The power went out because there was a thunderstorm raging outside. It was quite toasty in the house with no electrically-powered a/c to cool things down, and there was no sleeping with great crashes of thunder and flashes of lightning without all of our fannage to muffle the noise. Sleep eludes one in a hot and uncomfortably noisy atmosphere, I have found.

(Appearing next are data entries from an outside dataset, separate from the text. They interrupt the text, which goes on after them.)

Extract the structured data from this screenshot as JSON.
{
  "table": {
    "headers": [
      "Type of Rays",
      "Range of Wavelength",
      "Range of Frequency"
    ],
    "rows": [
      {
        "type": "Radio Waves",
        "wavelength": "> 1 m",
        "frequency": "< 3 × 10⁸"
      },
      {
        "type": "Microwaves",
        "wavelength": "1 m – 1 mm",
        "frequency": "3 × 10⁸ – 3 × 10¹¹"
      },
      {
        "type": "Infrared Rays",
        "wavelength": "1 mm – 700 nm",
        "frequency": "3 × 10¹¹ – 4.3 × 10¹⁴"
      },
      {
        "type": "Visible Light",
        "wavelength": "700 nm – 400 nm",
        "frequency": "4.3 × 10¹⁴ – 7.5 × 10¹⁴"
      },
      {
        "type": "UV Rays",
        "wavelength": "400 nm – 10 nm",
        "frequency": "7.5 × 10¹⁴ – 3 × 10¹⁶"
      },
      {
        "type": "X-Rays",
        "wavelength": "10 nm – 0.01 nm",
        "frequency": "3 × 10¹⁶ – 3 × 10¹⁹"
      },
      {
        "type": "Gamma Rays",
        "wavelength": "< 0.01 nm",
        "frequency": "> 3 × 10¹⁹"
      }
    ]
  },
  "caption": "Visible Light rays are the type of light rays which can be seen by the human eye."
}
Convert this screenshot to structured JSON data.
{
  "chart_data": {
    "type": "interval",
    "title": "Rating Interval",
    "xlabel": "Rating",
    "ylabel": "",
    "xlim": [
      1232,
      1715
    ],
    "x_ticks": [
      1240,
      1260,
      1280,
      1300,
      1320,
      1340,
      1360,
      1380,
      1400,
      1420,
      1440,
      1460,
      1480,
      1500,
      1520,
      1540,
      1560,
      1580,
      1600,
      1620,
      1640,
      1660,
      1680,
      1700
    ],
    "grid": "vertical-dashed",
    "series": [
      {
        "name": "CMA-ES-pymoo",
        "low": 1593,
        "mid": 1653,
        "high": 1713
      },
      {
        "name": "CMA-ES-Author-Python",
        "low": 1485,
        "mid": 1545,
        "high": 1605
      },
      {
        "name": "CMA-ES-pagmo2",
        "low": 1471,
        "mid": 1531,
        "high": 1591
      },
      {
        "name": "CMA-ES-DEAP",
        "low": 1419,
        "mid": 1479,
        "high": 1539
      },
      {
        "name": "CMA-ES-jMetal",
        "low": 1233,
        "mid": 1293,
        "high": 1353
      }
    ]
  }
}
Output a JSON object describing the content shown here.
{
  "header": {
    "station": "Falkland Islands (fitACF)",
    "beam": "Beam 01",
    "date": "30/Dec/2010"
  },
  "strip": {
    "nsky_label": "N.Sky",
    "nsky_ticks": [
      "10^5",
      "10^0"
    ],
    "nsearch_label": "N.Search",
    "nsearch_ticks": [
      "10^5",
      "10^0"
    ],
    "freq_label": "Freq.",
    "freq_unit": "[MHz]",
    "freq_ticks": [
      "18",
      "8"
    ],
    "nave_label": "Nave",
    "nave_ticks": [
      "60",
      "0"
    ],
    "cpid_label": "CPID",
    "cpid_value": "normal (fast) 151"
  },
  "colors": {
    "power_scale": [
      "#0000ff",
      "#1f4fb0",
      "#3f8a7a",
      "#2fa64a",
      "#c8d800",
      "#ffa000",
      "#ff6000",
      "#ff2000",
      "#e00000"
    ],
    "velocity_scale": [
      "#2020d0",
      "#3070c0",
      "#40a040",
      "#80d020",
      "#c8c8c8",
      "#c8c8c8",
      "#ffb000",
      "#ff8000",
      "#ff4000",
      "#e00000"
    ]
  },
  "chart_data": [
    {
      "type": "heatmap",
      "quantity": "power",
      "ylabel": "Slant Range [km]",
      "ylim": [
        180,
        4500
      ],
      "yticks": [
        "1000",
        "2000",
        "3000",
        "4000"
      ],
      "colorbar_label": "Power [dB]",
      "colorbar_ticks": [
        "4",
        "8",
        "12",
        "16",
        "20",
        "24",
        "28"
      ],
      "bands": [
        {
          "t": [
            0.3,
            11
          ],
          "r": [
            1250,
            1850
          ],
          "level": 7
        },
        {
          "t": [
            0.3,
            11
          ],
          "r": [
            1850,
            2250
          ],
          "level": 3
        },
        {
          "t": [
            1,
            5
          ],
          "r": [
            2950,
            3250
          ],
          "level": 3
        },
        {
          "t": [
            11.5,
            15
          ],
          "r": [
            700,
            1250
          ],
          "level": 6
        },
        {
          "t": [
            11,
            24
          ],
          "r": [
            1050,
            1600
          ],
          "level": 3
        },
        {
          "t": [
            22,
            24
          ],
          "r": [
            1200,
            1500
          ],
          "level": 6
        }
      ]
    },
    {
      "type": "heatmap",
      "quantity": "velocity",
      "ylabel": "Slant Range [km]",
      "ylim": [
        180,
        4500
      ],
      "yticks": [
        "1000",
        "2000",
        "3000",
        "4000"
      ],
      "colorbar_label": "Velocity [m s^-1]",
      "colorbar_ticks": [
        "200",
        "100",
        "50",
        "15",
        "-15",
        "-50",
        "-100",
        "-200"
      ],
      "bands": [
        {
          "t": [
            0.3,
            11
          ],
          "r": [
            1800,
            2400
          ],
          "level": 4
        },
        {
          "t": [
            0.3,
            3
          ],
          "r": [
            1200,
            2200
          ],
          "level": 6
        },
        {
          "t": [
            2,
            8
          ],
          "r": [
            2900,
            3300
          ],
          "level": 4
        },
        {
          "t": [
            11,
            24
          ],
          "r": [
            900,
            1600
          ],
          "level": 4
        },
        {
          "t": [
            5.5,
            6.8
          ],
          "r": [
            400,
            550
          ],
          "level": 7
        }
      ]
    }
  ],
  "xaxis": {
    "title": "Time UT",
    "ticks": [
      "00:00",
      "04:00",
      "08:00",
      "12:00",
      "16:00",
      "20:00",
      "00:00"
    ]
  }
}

Justin and I both were awake, waiting for a child or three to show up needing comfort. Instead we got the dog (already not my favorite member of the household – see yesterday’s post). She went to Justin’s side of the bed first, and I heard him take her jangly collar off. Then she came around to my side and I could feel her chin on the covers as she stared at me intently. I pretended not to notice, but the motion of her wagging tail was coming through her body into her jaw resting on the bed and making the mattress sway slightly. Hard to ignore.
I got the extra blanket off the foot of the bed and spread it out on the floor for her. She promptly circled and got into the doggy equivalent of the comfy position, all curled up with her nose on her hind legs.
Jack, who is normally our go-to worrier, never even showed up. We all compared notes in the morning while getting ready for school and all the kids woke up when the power went out, but managed to go back to sleep by themselves. Jack had been up with us until close to 11:00 p.m., stressed out because at the lunch table earlier that day, the girls in his class said that ghosts were real and if you didn’t believe in them, they would come and find you and haunt you until they did. Powerful incentive in Jack’s mind. Justin asked him if he was going to believe a bunch of second grade girls or his parents, and I think he was a little bit on the fence, but ultimately he came around to the parental viewpoint. Still, we had to watch Charles Barkley on the David Letterman Show to distract him from ghostly thoughts. Sir Charles did the trick, and Jack trooped back upstairs to bed. Not even a thunderstorm could bother him.